SILATURAHIM

Singa Itu Telah Berpulang

Jika mau, dari kedekatannya dengan berbagai tokoh itu, bisa saja Mas Aru duduk di kursi empuk dan gedung ber-AC. Tapi rupanya, dia memilih untuk tetap hidup di jalanan, seperti yang dia jalani selama ini. Ia memilih untuk tetap menjadi aktifis, dai, dan juga sebagai wartawan.

Karena sering ikut berkumpul di rumah Kiai Rasyid, kami kemudian sering diundang Pak Kiai saat acara akhirussanah di Pondok Pesantren Asysyafiiyah Pulo Air, Sukabumi, Jawa Barat.

“Sabtu sampai Ahad besok, silakan teman-teman diajak ke Pulo Air, ya, Mas Heru,” begitu biasanya pesan Kiai Rasyid kepada Mas Aru.

Sampai saat ini saya tidak tahu, dari mana asal mulanya, mengapa Kiai Rasyid memanggilnya dengan sapaan Mas Heru.

H. Aru Syeiff Assadullah bersama KH Abdul Rasyid AS di rumah Prabowo Subianto, Jl Kertanegara IV Jakarta Selatan. [foto: shodiq/SI]

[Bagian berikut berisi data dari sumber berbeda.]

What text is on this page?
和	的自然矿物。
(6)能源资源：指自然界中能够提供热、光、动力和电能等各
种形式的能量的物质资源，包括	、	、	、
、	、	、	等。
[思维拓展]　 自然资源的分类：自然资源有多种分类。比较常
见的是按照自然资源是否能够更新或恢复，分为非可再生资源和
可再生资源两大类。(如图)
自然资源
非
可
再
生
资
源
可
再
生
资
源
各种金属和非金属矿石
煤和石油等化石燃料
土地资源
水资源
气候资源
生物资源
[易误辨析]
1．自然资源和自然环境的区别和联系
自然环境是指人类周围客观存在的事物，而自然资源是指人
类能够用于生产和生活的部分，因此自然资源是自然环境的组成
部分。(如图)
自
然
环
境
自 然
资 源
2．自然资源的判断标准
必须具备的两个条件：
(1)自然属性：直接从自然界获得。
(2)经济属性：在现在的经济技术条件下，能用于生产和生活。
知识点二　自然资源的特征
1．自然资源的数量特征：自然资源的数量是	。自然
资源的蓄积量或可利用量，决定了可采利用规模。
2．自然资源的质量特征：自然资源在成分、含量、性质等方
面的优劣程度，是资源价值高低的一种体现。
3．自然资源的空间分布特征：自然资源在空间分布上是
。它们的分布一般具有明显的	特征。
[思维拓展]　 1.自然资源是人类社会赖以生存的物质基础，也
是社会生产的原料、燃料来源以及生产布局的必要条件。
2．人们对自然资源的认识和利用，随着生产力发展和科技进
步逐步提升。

Sesuai pesan Kiai Rasyid, Mas Aru selalu membawa rombongan kami dengan mobil Kijang Innova miliknya, dan bermalam di Pondok Pesantren yang sangat pesat perkembangannya itu. Bangunan pesantren terus berkembang, kegiatan semakin banyak dan meriah, namun hidangan pepes ikan mas yang lezat andalan Pesantren Pulo Air selalu menemani makan kami. Bahkan, setiap kami akan pulang ke Jakarta, Kiai Rasyid selalu membawakan oleh-oleh pepes ikan itu dan membagi-bagikannya dengan tangannya sendiri. Padahal, bisa saja beliau menyuruh santri-santrinya untuk membagi-bagikan belasan tas berisi pepes ikan, buah-buahan, dan oleh-oleh lainnya itu kepada kami.

Wis gowo-gowo… nggo oleh-oleh bojomu, Bal… hehehe… iki barokahe Pak Kiai,” kata Mas Aru

Tahun 2006, Bapak saya kena serangan jantung di Magelang, dan kemudian saya bawa ke Jakarta untuk berobat dan kemudian dipasang ring di Rumah Sakit Jantung Harapan Kita, Jakarta. Suatu ketika, saat saya mengantarkan Bapak saya untuk kontrol, saya bertemu dengan Mas Aru.

Loh, ngopo awakmu, Bal?”
Lagi nganter Bapak kontrol, Masbar pasang ring minggu wingi…”
Ooo ngono…”
Lah Mas Aru ngopo sampeyan…?”
Aku bar konsultasi karo dokter… aku ono masalah neng jantung… kudu ngombe obat karo rajin kontrol…”

Sejak itulah saya tahu bahwa Mas Aru punya penyakit jantung. Tapi ia seolah tak pernah dirasakannya. Ia tetap aktif menulis, bertemu dengan para tokoh, naik motor ke mana-mana, dan pergi ke sana-kemari, seolah tidak punya sakit jantung.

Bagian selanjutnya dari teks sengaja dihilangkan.